Perhaps more consequential at the moment are the Democrats' intra-party negotiations over the Bush tax cuts. House leadership is still looking to hold a standalone vote on the tax cuts for income under $250,000. But some in the Senate -- including Chuck Schumer, Bob Menendez, and Claire McCaskill -- are pushing a compromise that would extend $400 billion of the $700 billion in tax cuts for income above $250,000 by extending them for everyone making less than $1,000,000. So those struggling members of the middle class making between $250,001 and $999,999 will get their tax cuts, too, and Democrats will have extended about $3.6 trillion of the $4 trillion in Bush tax cuts, or 90 percent of the total.

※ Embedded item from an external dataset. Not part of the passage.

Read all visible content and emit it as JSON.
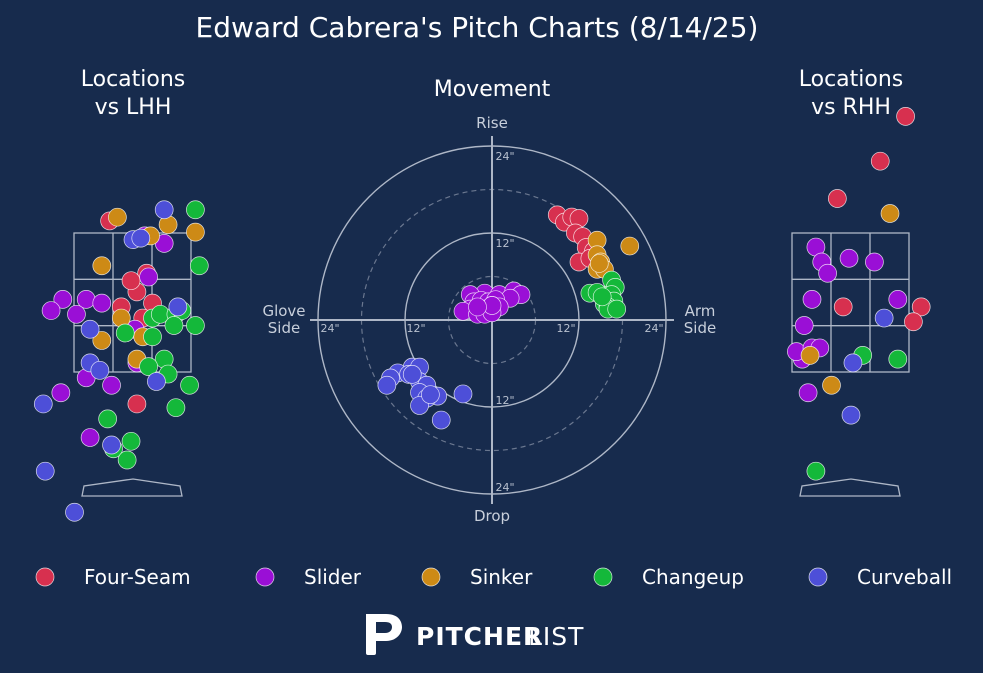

If that's the ultimate agreement we see on the Bush tax cuts, it'll be worth taking a moment to appreciate how far Democrats have backslid on this issue since BIll Clinton. Clinton, of course, raised taxes in the face of large deficits. The Obama campaign, by contrast, swore not to raise taxes on any family making less than $250,000, and Democrats might now effectively raise that to $1,000,000. In setting up the expectation that taxes can't go up for anyone but millionaires, Democrats take most of them off the table. And given that Republicans have no interest in taxes, either, that basically removes them as a tool of fiscal policy going forward.
This is embarrassing. And completely nonsensical.